En plus des nombreuses promesses de dons (qui ont atteint près d’un milliard d’euros,  ce mercredi 17 avril), de nombreuses cagnottes en ligne ont vu le jour. Le secrétariat général de la conférence des évêques de France (CEF) signale que seul quatre organismes sont aptes à recevoir les dons : la Fondation Notre-Dame,  la Fondation du patrimoine, la Fondation de France, le Centre des monuments nationaux. Attention donc aux cagnottes françaises ou étrangères lancées sur des sites tels que leetchi.com ou lepotcommun.fr.

> A lire aussi : Incendie de Notre-Dame de Paris : intox et contre-vérités

Mais les flammes de l'indifférence continuent de consumer les petites églises rurales fermées. La gestion doit être globale, on ne peut pas attendre le drame sur un édifice emblématique pour gérer la question du patrimoine religieux et de sa pérennité à toutes les échelles.
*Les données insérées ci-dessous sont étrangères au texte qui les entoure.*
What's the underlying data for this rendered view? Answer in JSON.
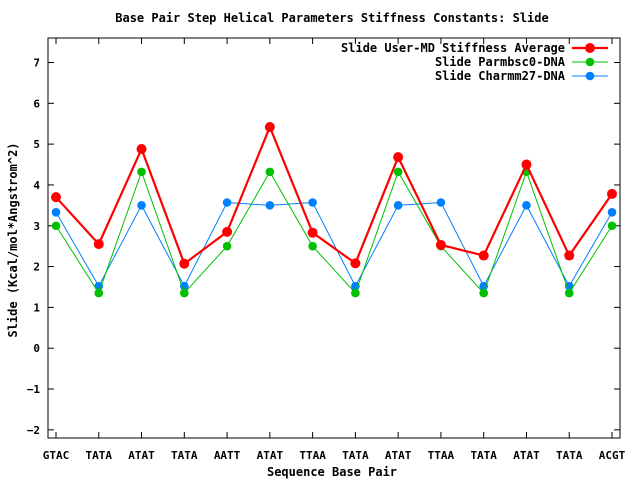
{
  "chart_data": {
    "type": "line",
    "title": "Base Pair Step Helical Parameters Stiffness Constants: Slide",
    "xlabel": "Sequence Base Pair",
    "ylabel": "Slide (Kcal/mol*Angstrom^2)",
    "categories": [
      "GTAC",
      "TATA",
      "ATAT",
      "TATA",
      "AATT",
      "ATAT",
      "TTAA",
      "TATA",
      "ATAT",
      "TTAA",
      "TATA",
      "ATAT",
      "TATA",
      "ACGT"
    ],
    "y_ticks": [
      -2,
      -1,
      0,
      1,
      2,
      3,
      4,
      5,
      6,
      7
    ],
    "ylim": [
      -2.2,
      7.6
    ],
    "legend_position": "top-right",
    "grid": false,
    "series": [
      {
        "name": "Slide User-MD Stiffness Average",
        "color": "#ff0000",
        "values": [
          3.7,
          2.55,
          4.88,
          2.07,
          2.85,
          5.42,
          2.83,
          2.08,
          4.68,
          2.53,
          2.27,
          4.5,
          2.27,
          3.78
        ]
      },
      {
        "name": "Slide Parmbsc0-DNA",
        "color": "#00c000",
        "values": [
          3.0,
          1.35,
          4.32,
          1.35,
          2.5,
          4.32,
          2.5,
          1.35,
          4.32,
          2.5,
          1.35,
          4.32,
          1.35,
          3.0
        ]
      },
      {
        "name": "Slide Charmm27-DNA",
        "color": "#0080ff",
        "values": [
          3.33,
          1.52,
          3.5,
          1.52,
          3.57,
          3.5,
          3.57,
          1.52,
          3.5,
          3.57,
          1.52,
          3.5,
          1.52,
          3.33
        ]
      }
    ]
  }
}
Il faut que les citoyens se saisissent de ce drame pour se dire "voilà ce que l'on veut faire pour préserver notre patrimoine". Ce patrimoine est religieux mais appartient à la Nation. 

Depuis 1791, les biens d'Eglise ont été attribués aux municipalités ou à l'Etat. Seuls ceux construits depuis 1905 (année de la séparation de l'Eglise et de l'Etat, NDLR) appartiennent à l'Eglise en tant qu'institution. 

L'Eglise appartient à tous et sert à tous. Par sa beauté et par ce dont elle témoigne de l'art des siècles passés. Et cela c'est constitutif de l'idée de Nation.